"Imaginer l'écologie par la taxe, ça ne fonctionne pas" : 40 millions d'automobilistes salue l'abandon des péages urbains

"Enfin une bonne nouvelle !" se réjouit le délégué général de l'association 40 Millions d'automobilistes, Pierre Chasseray.

Pierre Chasseray à Paris en 2013
Pierre Chasseray à Paris en 2013 (YANN FOREIX / MAXPPP)

"Imaginer l'écologie par la taxe, ça ne fonctionne pas. On va créer un divorce entre les Français et l'écologie", estime le délégué général de l'association 40 Millions d'automobilistes, Pierre Chasseray, invité de franceinfo dimanche 25 novembre, alors que le gouvernement a finalement décidé d'écarter la création de péages urbains de son projet de loi d'orientation des mobilités. "Le gouvernement recule, tant mieux. On est obligés de dire merci quand on nous fait un cadeau mais il s'agirait de prendre les mesures adéquates" ajoute Pierre Chasseray.

franceinfo : Est-ce que cet abandon des péages urbains est pour vous une bonne nouvelle ?

Pierre Chasseray : Oui, enfin une bonne nouvelle ! Mais c'est surtout l'impossibilité aujourd'hui du gouvernement d'annoncer une nouvelle mesure qui pèse sur les automobilistes. On a eu un combo de mesures depuis quelques années donc ça fait du bien mais c'est juste parce que l'État ne pouvait plus en rajouter par-dessus toutes les mesures prises depuis quelques années. Il faut se rendre à l'évidence, on ne pouvait pas demander 5 euros aux Français pour rentrer dans Paris ou 2,5 euros pour rentrer dans une grande ville. Ça ne se fait à l'étranger que dans certaines capitales, mais en France on voulait faire une usine à gaz encore plus monumentale. Pour rentrer dans Le Havre ou Le Mans il aurait fallu payer, donc imaginez la ségrégation sociale sur le prix de l'automobile.

Pas de péage, donc, mais les municipalités restreignent l'accès de leurs centres-villes aux automobiles les plus polluantes ?

On verra ce que ça donnera mais je mets en garde les élus qui prennent ces mesures car objectivement, ces élus disent qu'on n'a le droit de rouler que dans la voiture qu'ils ont choisie pour nous.
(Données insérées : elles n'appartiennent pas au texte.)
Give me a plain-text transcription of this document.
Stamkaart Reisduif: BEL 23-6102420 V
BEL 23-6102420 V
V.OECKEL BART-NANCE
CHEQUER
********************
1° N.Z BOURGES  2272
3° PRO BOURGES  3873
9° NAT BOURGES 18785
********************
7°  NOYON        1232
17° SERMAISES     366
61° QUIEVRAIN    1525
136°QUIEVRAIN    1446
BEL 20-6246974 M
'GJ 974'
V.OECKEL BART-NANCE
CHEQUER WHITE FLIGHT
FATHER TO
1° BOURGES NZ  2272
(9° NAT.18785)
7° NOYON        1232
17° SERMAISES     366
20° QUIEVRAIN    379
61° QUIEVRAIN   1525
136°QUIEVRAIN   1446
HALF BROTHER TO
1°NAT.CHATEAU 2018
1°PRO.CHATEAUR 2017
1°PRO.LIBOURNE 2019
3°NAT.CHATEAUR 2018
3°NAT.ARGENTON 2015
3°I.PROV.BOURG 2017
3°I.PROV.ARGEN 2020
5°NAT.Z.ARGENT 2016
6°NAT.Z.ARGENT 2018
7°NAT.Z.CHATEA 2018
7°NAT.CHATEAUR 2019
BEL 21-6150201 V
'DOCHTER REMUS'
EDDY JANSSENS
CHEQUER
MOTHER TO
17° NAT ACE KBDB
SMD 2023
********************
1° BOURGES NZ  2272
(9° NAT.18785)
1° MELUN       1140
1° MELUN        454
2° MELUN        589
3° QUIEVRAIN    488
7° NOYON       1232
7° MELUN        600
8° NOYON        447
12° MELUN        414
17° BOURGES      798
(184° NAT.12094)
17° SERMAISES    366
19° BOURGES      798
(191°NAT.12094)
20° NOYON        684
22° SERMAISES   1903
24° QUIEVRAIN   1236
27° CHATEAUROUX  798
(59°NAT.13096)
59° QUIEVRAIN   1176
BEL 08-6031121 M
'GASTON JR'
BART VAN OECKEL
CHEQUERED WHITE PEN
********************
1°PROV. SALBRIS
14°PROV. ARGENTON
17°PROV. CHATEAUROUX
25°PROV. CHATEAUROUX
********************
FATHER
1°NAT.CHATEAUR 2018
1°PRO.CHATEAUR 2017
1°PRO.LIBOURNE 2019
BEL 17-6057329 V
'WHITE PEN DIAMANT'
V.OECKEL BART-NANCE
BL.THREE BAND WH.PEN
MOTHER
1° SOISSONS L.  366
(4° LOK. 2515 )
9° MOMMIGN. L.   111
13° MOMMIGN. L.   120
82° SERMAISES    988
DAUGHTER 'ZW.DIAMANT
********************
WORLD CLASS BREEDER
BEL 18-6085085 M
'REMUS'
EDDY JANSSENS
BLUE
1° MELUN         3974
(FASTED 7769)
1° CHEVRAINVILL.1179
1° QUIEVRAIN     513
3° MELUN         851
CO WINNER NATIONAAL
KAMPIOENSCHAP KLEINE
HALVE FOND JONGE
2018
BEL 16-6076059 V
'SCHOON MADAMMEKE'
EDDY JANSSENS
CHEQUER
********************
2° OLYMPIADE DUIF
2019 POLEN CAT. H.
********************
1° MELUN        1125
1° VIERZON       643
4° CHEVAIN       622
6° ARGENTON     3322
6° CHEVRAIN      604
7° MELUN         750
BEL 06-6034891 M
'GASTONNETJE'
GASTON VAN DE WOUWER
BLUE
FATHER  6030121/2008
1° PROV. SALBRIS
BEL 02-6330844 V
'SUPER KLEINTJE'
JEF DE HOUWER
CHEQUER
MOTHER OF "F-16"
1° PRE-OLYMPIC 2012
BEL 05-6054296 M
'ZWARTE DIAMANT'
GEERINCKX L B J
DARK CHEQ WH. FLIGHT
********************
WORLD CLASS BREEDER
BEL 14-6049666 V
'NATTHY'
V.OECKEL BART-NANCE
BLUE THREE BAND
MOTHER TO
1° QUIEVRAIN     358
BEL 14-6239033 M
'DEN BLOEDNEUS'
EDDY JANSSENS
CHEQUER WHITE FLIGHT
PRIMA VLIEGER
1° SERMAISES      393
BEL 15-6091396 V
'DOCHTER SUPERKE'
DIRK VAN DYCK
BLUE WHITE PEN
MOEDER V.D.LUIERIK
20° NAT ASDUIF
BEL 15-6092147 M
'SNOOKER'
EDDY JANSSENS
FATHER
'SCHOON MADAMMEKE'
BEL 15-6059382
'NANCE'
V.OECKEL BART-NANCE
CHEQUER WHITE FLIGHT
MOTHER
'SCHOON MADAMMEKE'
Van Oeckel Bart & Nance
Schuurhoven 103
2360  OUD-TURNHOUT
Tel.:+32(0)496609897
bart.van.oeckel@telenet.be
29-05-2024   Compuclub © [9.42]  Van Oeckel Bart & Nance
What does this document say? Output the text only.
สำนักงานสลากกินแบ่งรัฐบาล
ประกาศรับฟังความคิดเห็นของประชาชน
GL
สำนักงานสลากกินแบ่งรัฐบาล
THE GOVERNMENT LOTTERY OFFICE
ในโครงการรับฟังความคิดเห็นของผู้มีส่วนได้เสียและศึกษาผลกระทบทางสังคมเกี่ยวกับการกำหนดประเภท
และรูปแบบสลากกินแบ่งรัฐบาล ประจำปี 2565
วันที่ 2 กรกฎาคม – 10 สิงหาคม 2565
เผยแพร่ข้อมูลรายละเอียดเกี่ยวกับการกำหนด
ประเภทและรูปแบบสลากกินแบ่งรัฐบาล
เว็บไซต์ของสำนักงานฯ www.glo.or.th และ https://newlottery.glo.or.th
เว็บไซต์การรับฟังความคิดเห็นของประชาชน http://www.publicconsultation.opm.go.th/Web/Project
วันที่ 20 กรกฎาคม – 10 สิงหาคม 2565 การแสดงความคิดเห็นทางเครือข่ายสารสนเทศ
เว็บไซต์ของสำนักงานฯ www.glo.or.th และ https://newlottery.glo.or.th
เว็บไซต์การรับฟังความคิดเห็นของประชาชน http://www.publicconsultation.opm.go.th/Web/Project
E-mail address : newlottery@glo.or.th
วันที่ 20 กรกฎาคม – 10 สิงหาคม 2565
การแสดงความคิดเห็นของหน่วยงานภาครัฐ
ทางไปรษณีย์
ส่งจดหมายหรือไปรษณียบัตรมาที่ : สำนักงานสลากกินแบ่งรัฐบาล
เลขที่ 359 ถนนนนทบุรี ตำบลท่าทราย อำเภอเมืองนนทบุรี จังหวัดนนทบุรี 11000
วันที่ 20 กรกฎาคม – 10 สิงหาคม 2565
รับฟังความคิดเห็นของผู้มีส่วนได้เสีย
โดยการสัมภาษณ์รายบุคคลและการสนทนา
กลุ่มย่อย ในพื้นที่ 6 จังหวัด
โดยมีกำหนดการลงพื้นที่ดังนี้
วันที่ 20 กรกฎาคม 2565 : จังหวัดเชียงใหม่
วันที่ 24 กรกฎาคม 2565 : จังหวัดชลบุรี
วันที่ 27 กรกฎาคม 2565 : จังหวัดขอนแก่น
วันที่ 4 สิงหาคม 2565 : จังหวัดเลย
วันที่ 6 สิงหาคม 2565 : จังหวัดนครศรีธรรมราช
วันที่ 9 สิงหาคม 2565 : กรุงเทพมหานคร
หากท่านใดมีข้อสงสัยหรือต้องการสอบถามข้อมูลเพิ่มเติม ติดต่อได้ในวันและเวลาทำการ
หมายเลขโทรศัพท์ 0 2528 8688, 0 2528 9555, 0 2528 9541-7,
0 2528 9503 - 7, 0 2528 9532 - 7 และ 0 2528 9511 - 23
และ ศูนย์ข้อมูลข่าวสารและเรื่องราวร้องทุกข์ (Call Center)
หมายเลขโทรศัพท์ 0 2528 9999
Non, ça ne fonctionne pas comme ça. Quand les Français ont acheté leur voiture, on ne leur a pas dit qu'il y avait une date de péremption ou des zones dans lesquelles ils n'avaient pas le droit de circuler donc soyons un peu plus ouverts et retenons les leçons de ce qui se passe en ce moment. On ne peut pas tirer systématiquement à boulets rouges sur la même population. Il y a un moment où ça ne passe plus : entre les malus écologiques, les péages urbains, l'augmentation du prix du baril, le 80 km/h, l'augmentation du nombre de radars... Tout le monde y va de sa mesure et au bout d'un moment, la soupape lâche, c'est ce qui est en train de se passer. Donc oui, le gouvernement recule, tant mieux. On est obligés de dire merci quand on nous fait un cadeau mais il s'agirait de prendre les mesures adéquates parce que j'ai peur que le gouvernement soit très mal à l'aise sur ce conflit où il aurait fallu dès le début réagir à la demande de notre association de supprimer la taxe carbone. Si le gouvernement avait réagi directement à l'alerte que l'on avait lancée au départ, on n'en serait pas là aujourd'hui.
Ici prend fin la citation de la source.